Browse to the provided machine IP and let’s take a look.
We can see a simple note taking application. A hint suggest to take a look at the application source code which could possibly contain some sensitive information.
What’s the most popular service for open source code? GitHub!
A simple title lookup immediately led us to the project page and revealed default credentials. Use them to login to the application and retrieve the flag!
That’s all for Day 6!
[Day 7] – Cross-site scripting
Cross-site scripting, (XSS) is a serious security vulnerability typically found in web applications. It’s a type of injection which can allow an attacker to execute malicious scripts and have it execute on a victim’s machine.
Questions 1-3 (Reflected XSS)
Deploy the provided machine and sign up on the main page (IP:80).
All we have here is a simple search prompt, vulnerable to reflected XSS. This can identified by simply inputting <script>alert(1)</script>.
Now, use the following payload to display ‘Hello’ message and get the flag.
Note: In JS, text should be surrounded by single quotes (”).
Question 3 can be answered by changing the ‘Hello’ to window.location.hostname in the above payload.
Now let’s take a look at stored XSS. IP/stored.
Stored XSS vulnerability can be easily identified by inputting some custom html syntax (like <b></b> or <h1></h1>). Try doing so and see if your comment will be different from others.
Now, to create a cookie alert message, we need to use document.cookie JS function in the <script></script> payload.
An answer to question 6 is located in the hint.
<script>document.querySelector('#thm-title').textContent = 'I am a hacker'</script>
A script here simply replaces the title with a new text, changing ‘XSS Playground’ to ‘I am a hacker’.
Check out my other XSS walkthrough here -> link.
That’s all for day 7 🙂
[Day 8] – Insecure Deserialization
Insecure deserialization occurs when data from an untrusted party (I.e. a hacker) gets executed because there is no filtering or input validation; the system assumes that the data is trustworthy and will execute it no holds barred.

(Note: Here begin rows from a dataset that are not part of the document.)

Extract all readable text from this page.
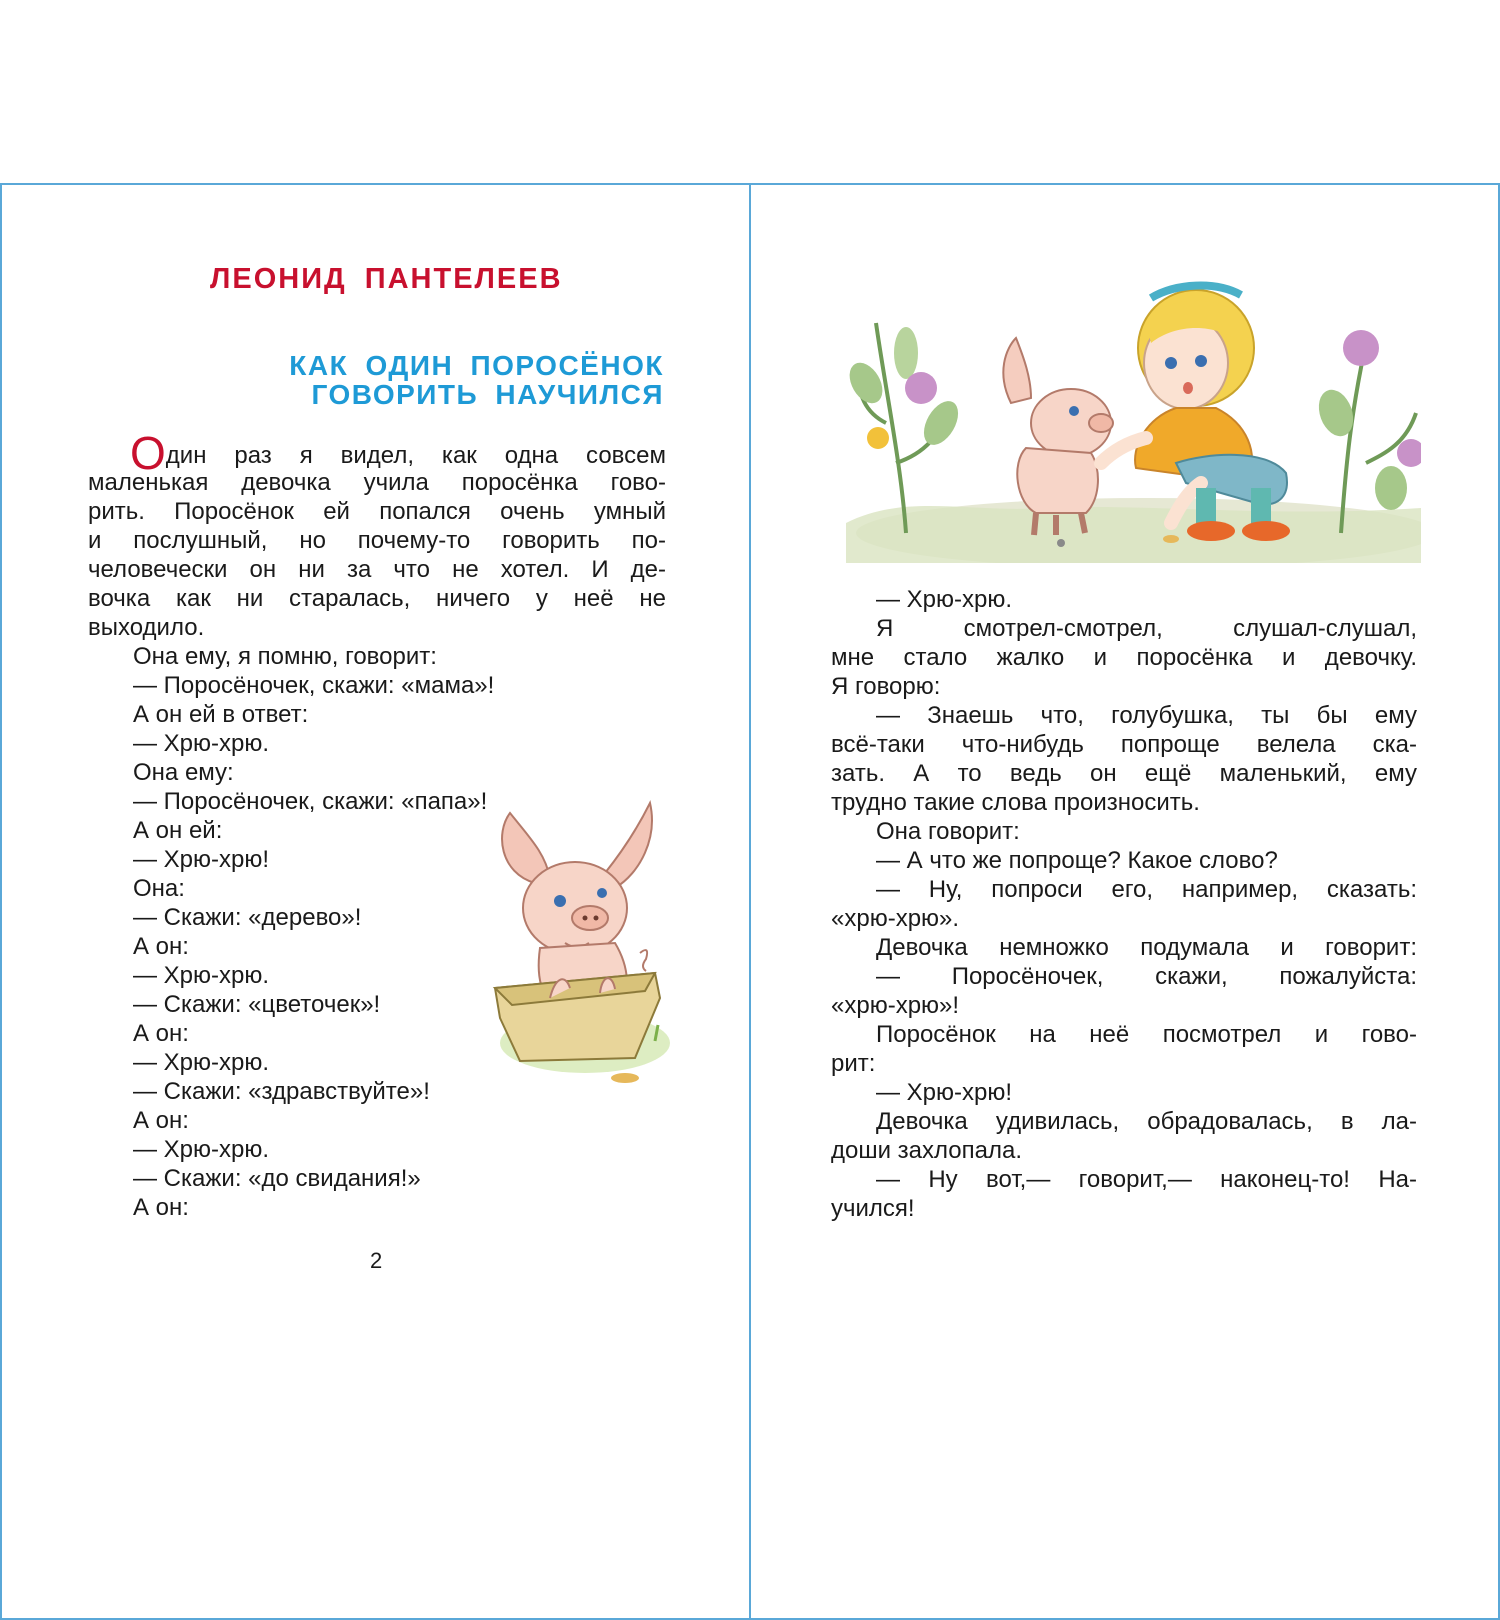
ЛЕОНИД ПАНТЕЛЕЕВ
КАК ОДИН ПОРОСЁНОК
ГОВОРИТЬ НАУЧИЛСЯ
Один раз я видел, как одна совсем
маленькая девочка учила поросёнка гово-
рить. Поросёнок ей попался очень умный
и послушный, но почему-то говорить по-
человечески он ни за что не хотел. И де-
вочка как ни старалась, ничего у неё не
выходило.
Она ему, я помню, говорит:
— Поросёночек, скажи: «мама»!
А он ей в ответ:
— Хрю-хрю.
Она ему:
— Поросёночек, скажи: «папа»!
А он ей:
— Хрю-хрю!
Она:
— Скажи: «дерево»!
А он:
— Хрю-хрю.
— Скажи: «цветочек»!
А он:
— Хрю-хрю.
— Скажи: «здравствуйте»!
А он:
— Хрю-хрю.
— Скажи: «до свидания!»
А он:
2
— Хрю-хрю.
Я смотрел-смотрел, слушал-слушал,
мне стало жалко и поросёнка и девочку.
Я говорю:
— Знаешь что, голубушка, ты бы ему
всё-таки что-нибудь попроще велела ска-
зать. А то ведь он ещё маленький, ему
трудно такие слова произносить.
Она говорит:
— А что же попроще? Какое слово?
— Ну, попроси его, например, сказать:
«хрю-хрю».
Девочка немножко подумала и говорит:
— Поросёночек, скажи, пожалуйста:
«хрю-хрю»!
Поросёнок на неё посмотрел и гово-
рит:
— Хрю-хрю!
Девочка удивилась, обрадовалась, в ла-
доши захлопала.
— Ну вот,— говорит,— наконец-то! На-
учился!
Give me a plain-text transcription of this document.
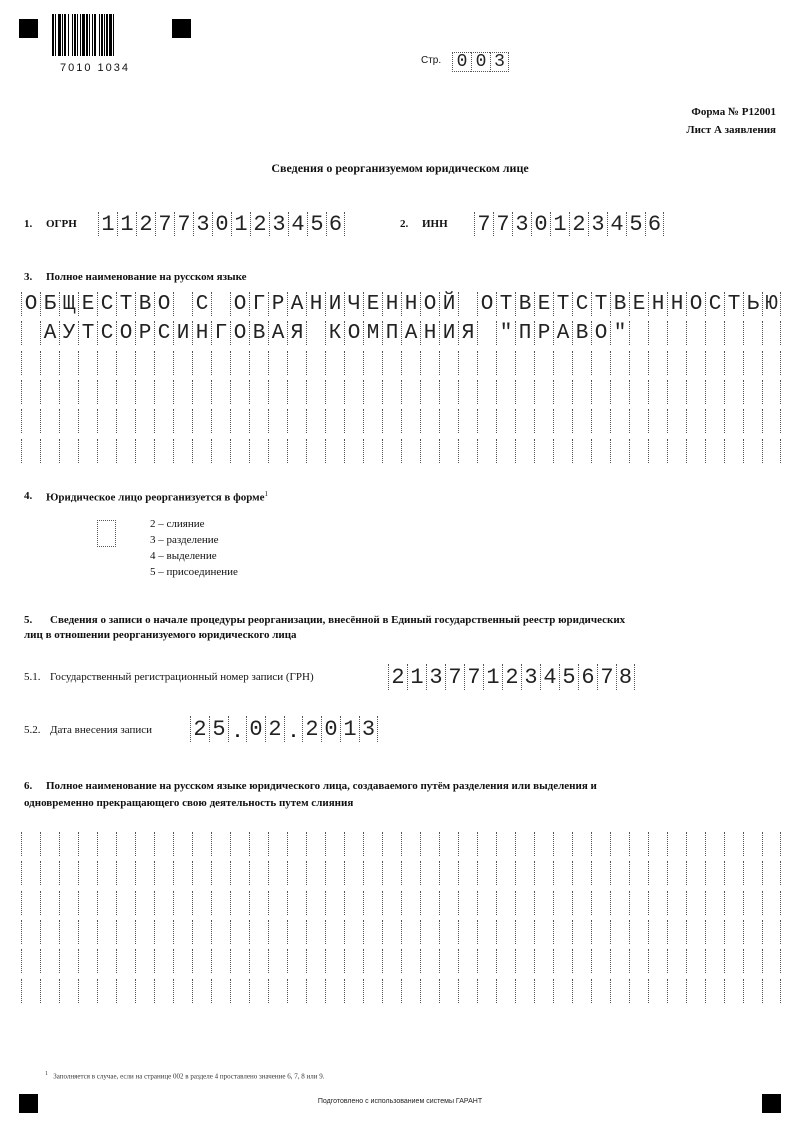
7010 1034
Стр. 0 0 3
Форма № Р12001
Лист А заявления
Сведения о реорганизуемом юридическом лице
1. ОГРН 1 1 2 7 7 3 0 1 2 3 4 5 6	2. ИНН 7 7 3 0 1 2 3 4 5 6
3. Полное наименование на русском языке
О Б Щ Е С Т В О С О Г Р А Н И Ч Е Н Н О Й О Т В Е Т С Т В Е Н Н О С Т Ь Ю
А У Т С О Р С И Н Г О В А Я К О М П А Н И Я " П Р А В О "
4. Юридическое лицо реорганизуется в форме$^1$
2 – слияние
3 – разделение
4 – выделение
5 – присоединение
5. Сведения о записи о начале процедуры реорганизации, внесённой в Единый государственный реестр юридических
лиц в отношении реорганизуемого юридического лица
5.1. Государственный регистрационный номер записи (ГРН)	2 1 3 7 7 1 2 3 4 5 6 7 8
5.2. Дата внесения записи 2 5 . 0 2 . 2 0 1 3
6. Полное наименование на русском языке юридического лица, создаваемого путём разделения или выделения и
одновременно прекращающего свою деятельность путем слияния
$^1$ Заполняется в случае, если на странице 002 в разделе 4 проставлено значение 6, 7, 8 или 9.
Подготовлено с использованием системы ГАРАНТ
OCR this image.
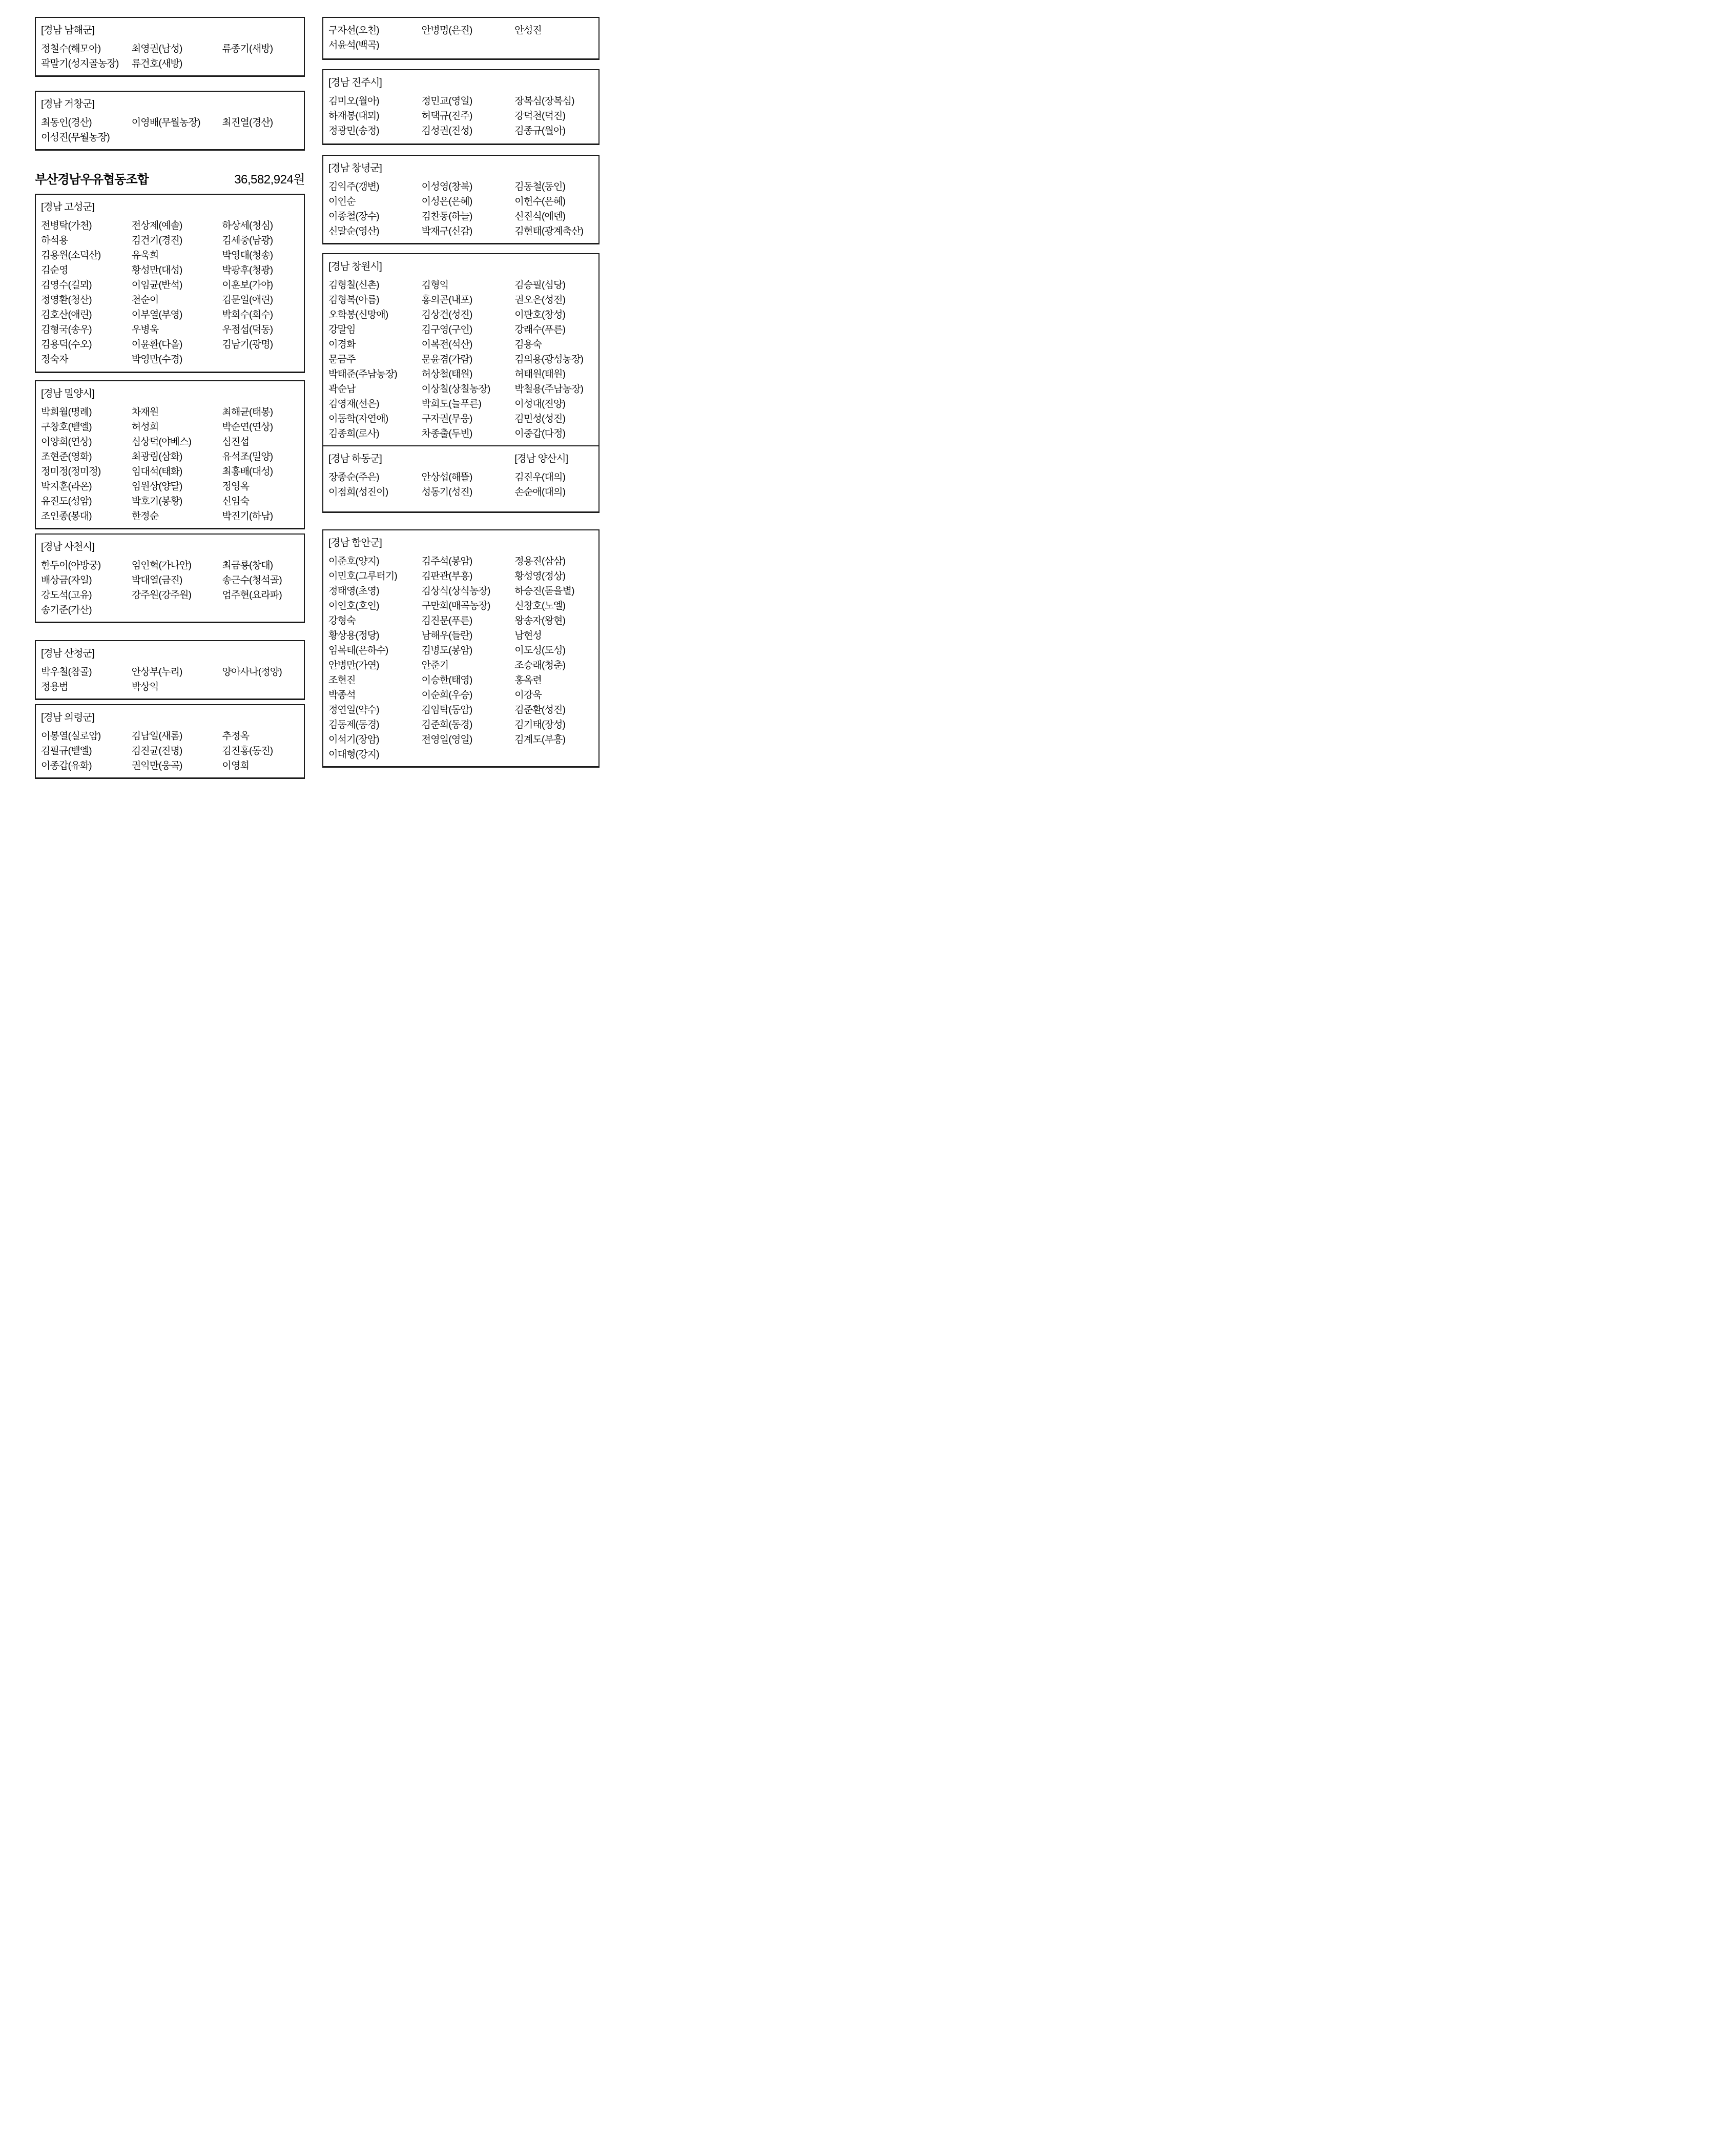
부산경남우유협동조합	36,582,924원
[경남 남해군]
정철수(해모아)	최영권(남성)	류종기(새방)
곽말기(성지골농장)	류건호(새방)
[경남 거창군]
최동인(경산)	이영배(무월농장)	최진열(경산)
이성진(무월농장)
[경남 고성군]
전병탁(가천)	전상제(예솔)	하상세(청심)
하석용	김건기(경진)	김세중(남광)
김용원(소덕산)	유욱희	박영대(청송)
김순영	황성만(대성)	박광후(청광)
김영수(길뫼)	이임균(반석)	이훈보(가야)
정영환(청산)	천순이	김문일(애린)
김호산(애린)	이부열(부영)	박희수(희수)
김형국(송우)	우병욱	우점섭(덕동)
김용덕(수오)	이윤환(다올)	김남기(광명)
정숙자	박영만(수경)
[경남 밀양시]
박희월(명례)	차재원	최해균(태봉)
구창호(벧엘)	허성희	박순연(연상)
이양희(연상)	심상덕(야베스)	심진섭
조현준(영화)	최광림(삼화)	유석조(밀양)
정미정(정미정)	임대석(태화)	최홍배(대성)
박지훈(라온)	임원상(양달)	정영옥
유진도(성암)	박호기(봉황)	신임숙
조인종(봉대)	한정순	박진기(하남)
[경남 사천시]
한두이(아방궁)	엄인혁(가나안)	최금룡(창대)
배상금(자일)	박대열(금진)	송근수(청석골)
강도석(고유)	강주원(강주원)	엄주현(요라파)
송기준(가산)
[경남 산청군]
박우철(참골)	안상부(누리)	양아사나(정양)
정용범	박상익
[경남 의령군]
이봉열(실로암)	김남일(새롬)	추정옥
김필규(벧엘)	김진균(진명)	김진홍(동진)
이종갑(유화)	권익만(웅곡)	이영희
구자선(오천)	안병명(은진)	안성진
서윤석(백곡)
[경남 진주시]
김미오(월아)	정민교(영일)	장복심(장복심)
하재봉(대뫼)	허택규(진주)	강덕천(덕진)
정광민(송정)	김성권(진성)	김종규(월아)
[경남 창녕군]
김익주(갱변)	이성영(창북)	김동철(동인)
이인순	이성은(은혜)	이헌수(은혜)
이종철(장수)	김찬동(하늘)	신진식(에덴)
신말순(영산)	박재구(신감)	김현태(광계축산)
[경남 창원시]
김형칠(신촌)	김형익	김승필(심당)
김형복(아름)	홍의곤(내포)	권오은(성전)
오학봉(신망애)	김상건(성진)	이판호(창성)
강말임	김구영(구인)	강래수(푸른)
이경화	이복전(석산)	김용숙
문금주	문윤겸(가람)	김의용(광성농장)
박태준(주남농장)	허상철(태원)	허태원(태원)
곽순남	이상칠(상칠농장)	박철용(주남농장)
김영재(선은)	박희도(늘푸른)	이성대(진양)
이동학(자연애)	구자권(무웅)	김민성(성진)
김종희(로사)	차종출(두빈)	이중갑(다정)
[경남 하동군]	[경남 양산시]
장종순(주은)	안상섭(해뜰)	김진우(대의)
이점희(성진이)	성동기(성진)	손순애(대의)
[경남 함안군]
이준호(양지)	김주석(봉암)	정용진(삼삼)
이민호(그루터기)	김판관(부흥)	황성영(정상)
정태영(초영)	김상식(상식농장)	하승진(돋을볕)
이인호(호인)	구만회(매곡농장)	신창호(노엘)
강형숙	김진문(푸른)	왕송자(왕현)
황상용(정당)	남해우(들란)	남현성
임복태(은하수)	김병도(봉암)	이도성(도성)
안병만(가연)	안준기	조승래(청춘)
조현진	이승한(태영)	홍옥련
박종석	이순희(우승)	이강욱
정연일(약수)	김임탁(동암)	김준환(성진)
김동제(동경)	김준희(동경)	김기태(장성)
이석기(장암)	전영일(영일)	김계도(부흥)
이대형(강지)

Day 8 Challenge has enough guidance to be easily completed. There aren’t any uncovered questions, so I’ll have to skip this day here.
[Day 9] – Known Vulnerabilities
Known vulnerabilities exploitation is one of the easiest OWASP vulnerabilities, which is aimed at your understanding of the web application’s structure and relies mostly on your research.
Let’s take a look at one of those vulnerable apps using the practical part of the day.
How many characters are in /etc/passwd (use wc -c /etc/passwd to get the answer).
It looks like we need to get an RCE (remote code execution) in the web application and get the /etc/passwd file. Remember, all we got to do is pure research!
It looks like a simple web app from the first glance. Now enumerate the web app and start collecting valuable information like so:
- Made with: PHP and MYSQL
- Title: Bookstore
- Made by: projectworlds
Now let’s google what we got so far.
Our desired exploit appears to be the first link! That was easy 🙂
Now download the exploit and run it like so:
python3 47887.py http://<IP>
After that, run the wc -c /etc/passwd as was suggested in the task and get the answer!
[Day 10] – Insufficient Logging and Monitoring
Sometimes logs can reveal a lot of sensitive information if configured properly. This can be extremely useful to identify any kind of performed attacks. A provided practice example contains an example of those kinds of logs.
As you can see here, logs have detected multiple login fails from the same IP (attacker’s ip), indicating login brute forcing attack.
This room was a great piece of practical knowledge that can significantly boost beginner’s skills.
Thanks for reading this writeup 🙂 See you on the platform.